Notes on Generative Mechanisms

June 21, 2021 — Bradley Venner

Justification

Since my last entry, I’ve begun a project on developing an alternative to Xcel’s Clean Energy Plan. At the same time, I’ve begun a preliminary review of active inference. I believe that the latter is closer to applications than the more theoretical work I’ve undertaken with category theory. But I also still have hope for the categorical semiotics project. It’s more than enough work for several lifetimes. I somehow still believe that energy democracy can be the ‘broad center’ of these efforts, with energy democracy understood broadly as democratic ecosocialism for the energy sector.

It’s not a coincidence that I heard about active inference through pragmatism, in a short blurb about a paper from Ahti. The emphasis on the role of action in inference is very pragmatic. One of the appealing aspects of the framework is that both exploration and exploitation can be considered in one framework, and the controlling behavior depends upon the state of the organism.

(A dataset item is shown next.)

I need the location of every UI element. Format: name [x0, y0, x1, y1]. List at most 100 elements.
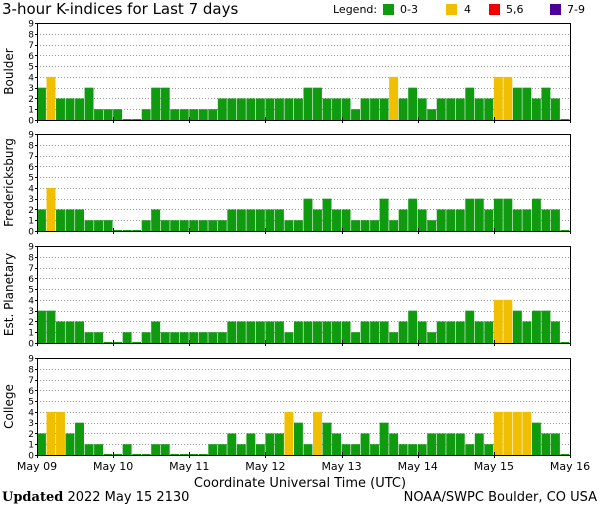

The other interesting potential application for active inference is in multi-agent systems. This applications seems more speculative to me, since Bayesian frameworks are traditionally single-agent theories. But the potential for a unified approach to cyber-physical-social systems is intriguing.

The present paper by Ellerman concerns ‘generative mechanisms’, which explores the differences between generative and selective mechanisms. Ellerman has written about many important areas and has been highly influential to me, including his papers on exploration and exploitation, ‘brain functors’, workplace democracy, logical entropy, and set/op-set relations. The last category seemed like a specialization to the more general relationships developed in Meilles’ work on game semantics.

Active inferenceExplorationExploitation
SemioticsAbductionInduction
EllermanGenerativeSelective

I’m not sure that I understand the mathematical distinction between generative and selective mechanisms based on this paper, nor whether my table above is an accurate assessment of his position. Ellerman draws an analogy with the logic of partitions and the logic of parts, respectively. This seems to be the main point of the paper, to give some biological examples of the logic of partitions.